«En termes d'évolution du PIB, le Fonds monétaire international (FMI) s'attend déjà à une récession de 4%, alors que le gouvernement a inscrit 3,6% dans le budget, mais nous vivons une époque très incertaine et les risques de nouvelles baisses des prévisions économiques. sont encore assez importants », a déclaré Tiago Dionísio.

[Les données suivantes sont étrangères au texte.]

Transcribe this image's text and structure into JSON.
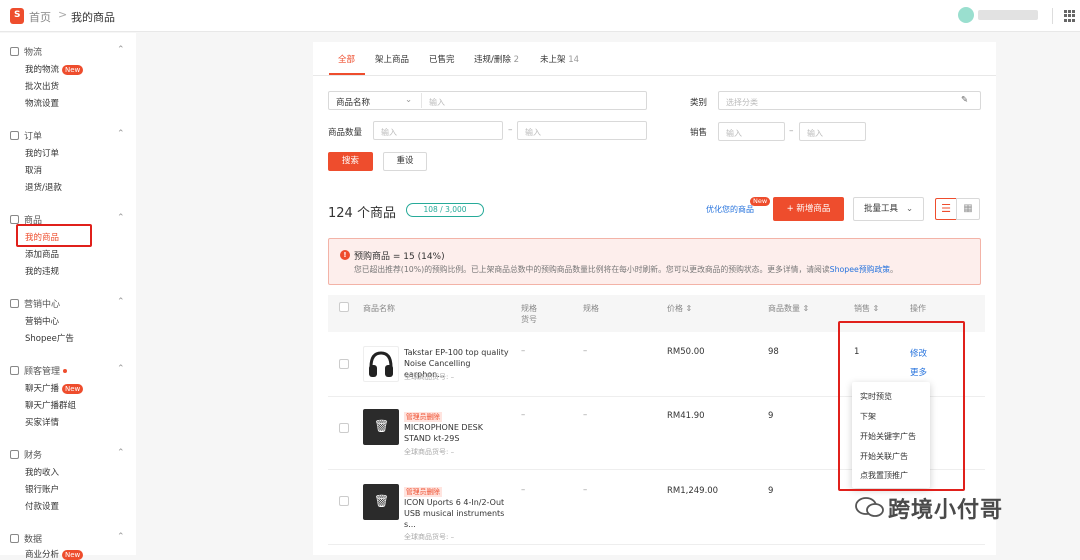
{
  "header": {
    "breadcrumb_home": "首页",
    "breadcrumb_sep": ">",
    "breadcrumb_current": "我的商品"
  },
  "sidebar": {
    "sections": [
      {
        "title": "物流",
        "items": [
          "我的物流",
          "批次出货",
          "物流设置"
        ],
        "badge": "New"
      },
      {
        "title": "订单",
        "items": [
          "我的订单",
          "取消",
          "退货/退款"
        ]
      },
      {
        "title": "商品",
        "items": [
          "我的商品",
          "添加商品",
          "我的违规"
        ]
      },
      {
        "title": "营销中心",
        "items": [
          "营销中心",
          "Shopee广告"
        ]
      },
      {
        "title": "顾客管理",
        "items": [
          "聊天广播",
          "聊天广播群组",
          "买家详情"
        ],
        "badge": "New"
      },
      {
        "title": "财务",
        "items": [
          "我的收入",
          "银行账户",
          "付款设置"
        ]
      },
      {
        "title": "数据",
        "items": [
          "商业分析"
        ],
        "badge": "New"
      }
    ]
  },
  "tabs": [
    {
      "label": "全部",
      "count": ""
    },
    {
      "label": "架上商品",
      "count": ""
    },
    {
      "label": "已售完",
      "count": ""
    },
    {
      "label": "违规/删除",
      "count": "2"
    },
    {
      "label": "未上架",
      "count": "14"
    }
  ],
  "filters": {
    "name_select": "商品名称",
    "name_placeholder": "输入",
    "category_label": "类别",
    "category_placeholder": "选择分类",
    "qty_label": "商品数量",
    "qty_min_placeholder": "输入",
    "qty_max_placeholder": "输入",
    "sales_label": "销售",
    "sales_min_placeholder": "输入",
    "sales_max_placeholder": "输入",
    "dash": "–",
    "search_btn": "搜索",
    "reset_btn": "重设"
  },
  "summary": {
    "count_text": "124 个商品",
    "quota": "108 / 3,000",
    "optimize": "优化您的商品",
    "optimize_badge": "New",
    "add_btn": "新增商品",
    "bulk_btn": "批量工具"
  },
  "alert": {
    "title": "预购商品 = 15 (14%)",
    "body": "您已超出推荐(10%)的预购比例。已上架商品总数中的预购商品数量比例将在每小时刷新。您可以更改商品的预购状态。更多详情，请阅读",
    "link": "Shopee预购政策",
    "tail": "。"
  },
  "table": {
    "headers": [
      "商品名称",
      "规格货号",
      "规格",
      "价格",
      "商品数量",
      "销售",
      "操作"
    ],
    "rows": [
      {
        "name": "Takstar EP-100 top quality Noise Cancelling earphon...",
        "badge": "",
        "sku": "全球商品货号: –",
        "spec_sku": "–",
        "spec": "–",
        "price": "RM50.00",
        "qty": "98",
        "sales": "1",
        "action1": "修改",
        "action2": "更多"
      },
      {
        "name": "MICROPHONE DESK STAND kt-29S",
        "badge": "管理员删除",
        "sku": "全球商品货号: –",
        "spec_sku": "–",
        "spec": "–",
        "price": "RM41.90",
        "qty": "9",
        "sales": "",
        "action1": "",
        "action2": ""
      },
      {
        "name": "ICON Uports 6 4-In/2-Out USB musical instruments s...",
        "badge": "管理员删除",
        "sku": "全球商品货号: –",
        "spec_sku": "–",
        "spec": "–",
        "price": "RM1,249.00",
        "qty": "9",
        "sales": "",
        "action1": "",
        "action2": ""
      }
    ]
  },
  "dropdown": [
    "实时预览",
    "下架",
    "开始关键字广告",
    "开始关联广告",
    "点我置顶推广"
  ],
  "watermark": "跨境小付哥",
  "colors": {
    "brand": "#ee4d2d",
    "link": "#2673dd",
    "quota": "#26aa99",
    "highlight": "#e0201b"
  }
}
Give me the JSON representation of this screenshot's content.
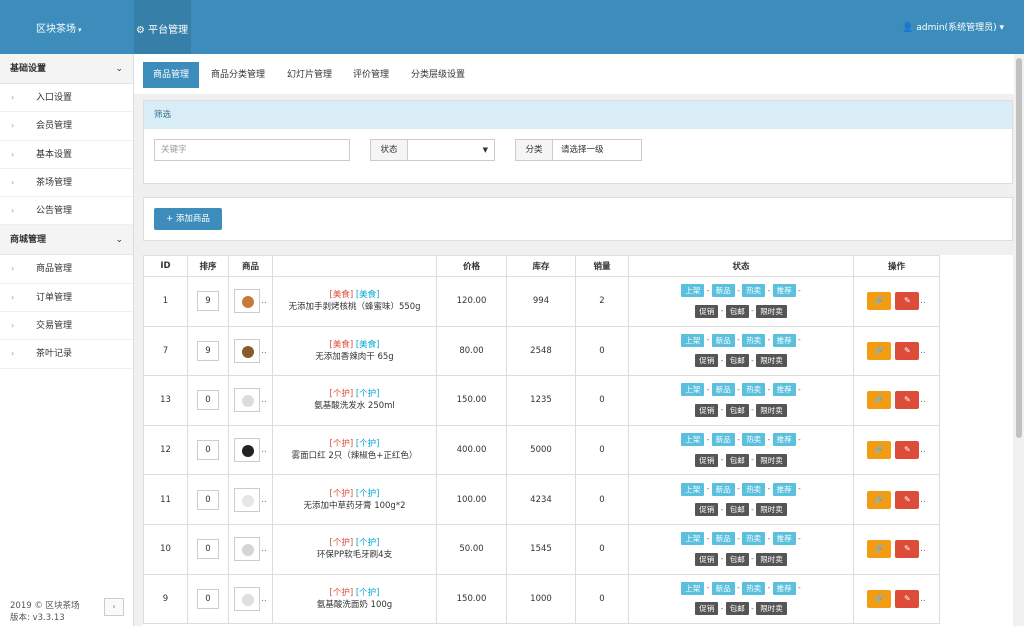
{
  "header": {
    "brand": "区块茶场",
    "platform": "平台管理",
    "user": "admin(系统管理员)"
  },
  "sidebar": {
    "group1": "基础设置",
    "group1_items": [
      "入口设置",
      "会员管理",
      "基本设置",
      "茶场管理",
      "公告管理"
    ],
    "group2": "商城管理",
    "group2_items": [
      "商品管理",
      "订单管理",
      "交易管理",
      "茶叶记录"
    ],
    "footer_year": "2019 © 区块茶场",
    "footer_version": "版本: v3.3.13"
  },
  "tabs": [
    "商品管理",
    "商品分类管理",
    "幻灯片管理",
    "评价管理",
    "分类层级设置"
  ],
  "filter": {
    "heading": "筛选",
    "keyword_placeholder": "关键字",
    "status_label": "状态",
    "status_value": "",
    "category_label": "分类",
    "category_value": "请选择一级"
  },
  "add_button": "添加商品",
  "table": {
    "columns": [
      "ID",
      "排序",
      "商品",
      "",
      "价格",
      "库存",
      "销量",
      "状态",
      "操作"
    ],
    "status_badges_row1": [
      "上架",
      "新品",
      "热卖",
      "推荐"
    ],
    "status_badges_row2": [
      "促销",
      "包邮",
      "限时卖"
    ],
    "rows": [
      {
        "id": "1",
        "sort": "9",
        "cat1": "[美食]",
        "cat2": "[美食]",
        "name": "无添加手剥烤核桃（蜂蜜味）550g",
        "price": "120.00",
        "stock": "994",
        "sales": "2"
      },
      {
        "id": "7",
        "sort": "9",
        "cat1": "[美食]",
        "cat2": "[美食]",
        "name": "无添加香辣肉干 65g",
        "price": "80.00",
        "stock": "2548",
        "sales": "0"
      },
      {
        "id": "13",
        "sort": "0",
        "cat1": "[个护]",
        "cat2": "[个护]",
        "name": "氨基酸洗发水 250ml",
        "price": "150.00",
        "stock": "1235",
        "sales": "0"
      },
      {
        "id": "12",
        "sort": "0",
        "cat1": "[个护]",
        "cat2": "[个护]",
        "name": "雾面口红 2只（辣椒色+正红色）",
        "price": "400.00",
        "stock": "5000",
        "sales": "0"
      },
      {
        "id": "11",
        "sort": "0",
        "cat1": "[个护]",
        "cat2": "[个护]",
        "name": "无添加中草药牙膏 100g*2",
        "price": "100.00",
        "stock": "4234",
        "sales": "0"
      },
      {
        "id": "10",
        "sort": "0",
        "cat1": "[个护]",
        "cat2": "[个护]",
        "name": "环保PP软毛牙刷4支",
        "price": "50.00",
        "stock": "1545",
        "sales": "0"
      },
      {
        "id": "9",
        "sort": "0",
        "cat1": "[个护]",
        "cat2": "[个护]",
        "name": "氨基酸洗面奶 100g",
        "price": "150.00",
        "stock": "1000",
        "sales": "0"
      }
    ]
  },
  "colors": {
    "header_bg": "#3c8dbc",
    "badge_blue": "#5bc0de",
    "badge_dark": "#555555",
    "btn_link": "#f39c12",
    "btn_edit": "#dd4b39"
  }
}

Dans un entretien avec Lusa pour commenter la nouvelle proposition de budget approuvée cette semaine à Luanda, l'économiste en chef du cabinet de conseil Eaglestone a ajouté que, en revanche, «la prévision de 33 dollars le baril peut être quelque peu conservatrice compte tenu de l'évolution du prix. de pétrole au premier semestre », le baril de Brent clôturant la séance de jeudi d'une valeur de plus de 43 $.

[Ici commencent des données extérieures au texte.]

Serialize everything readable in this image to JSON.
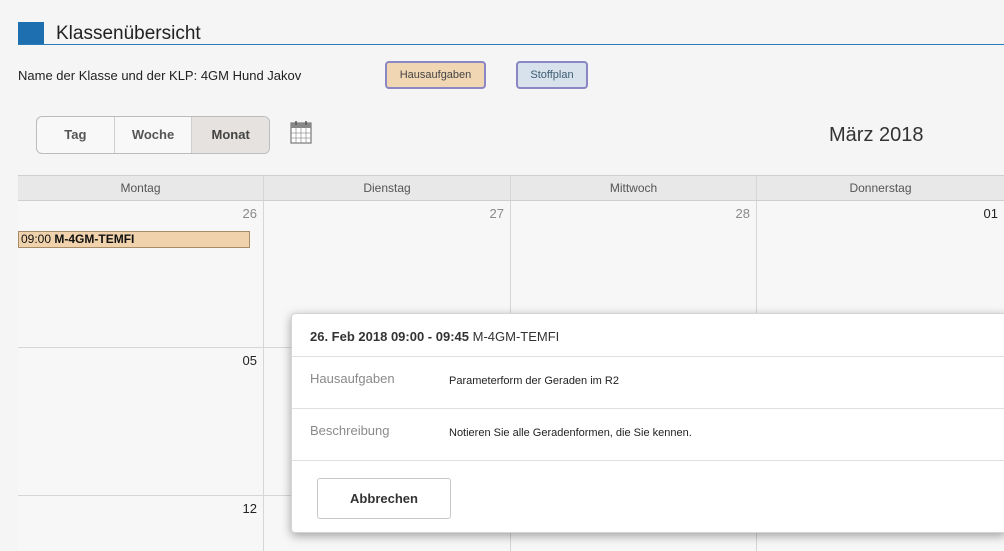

La réduction de l'estimation des revenus atteint près de 30%, principalement en raison de la prévision d'une baisse des taxes à la charge des compagnies pétrolières à travers la réduction de l'activité d'exploration et de production dans les puits angolais, ce qui oblige l'exécutif de Luanda à ajuster également les prévisions de dépenses public, a noté l'analyste.

«Au niveau des comptes publics, le budget comprend une baisse très importante des recettes, de 28,9% par rapport à l'estimation précédente, et cela reflète surtout la forte révision à la baisse de la contribution des taxes dans le secteur pétrolier, moins 47,1 %, ce qui a conduit le gouvernement à enregistrer une baisse de 8,7% des dépenses publiques », a expliqué l'analyste.

Les dépenses d'intérêt sur la dette publique "diminueront de 20,5% par rapport au budget initial, ce qui peut être lié à l'accord que l'Angola aura conclu avec la Chine, de loin son principal créancier, sur un moratoire trois ans, ce qui facilitera l'exécution du budget du gouvernement pour cette année ».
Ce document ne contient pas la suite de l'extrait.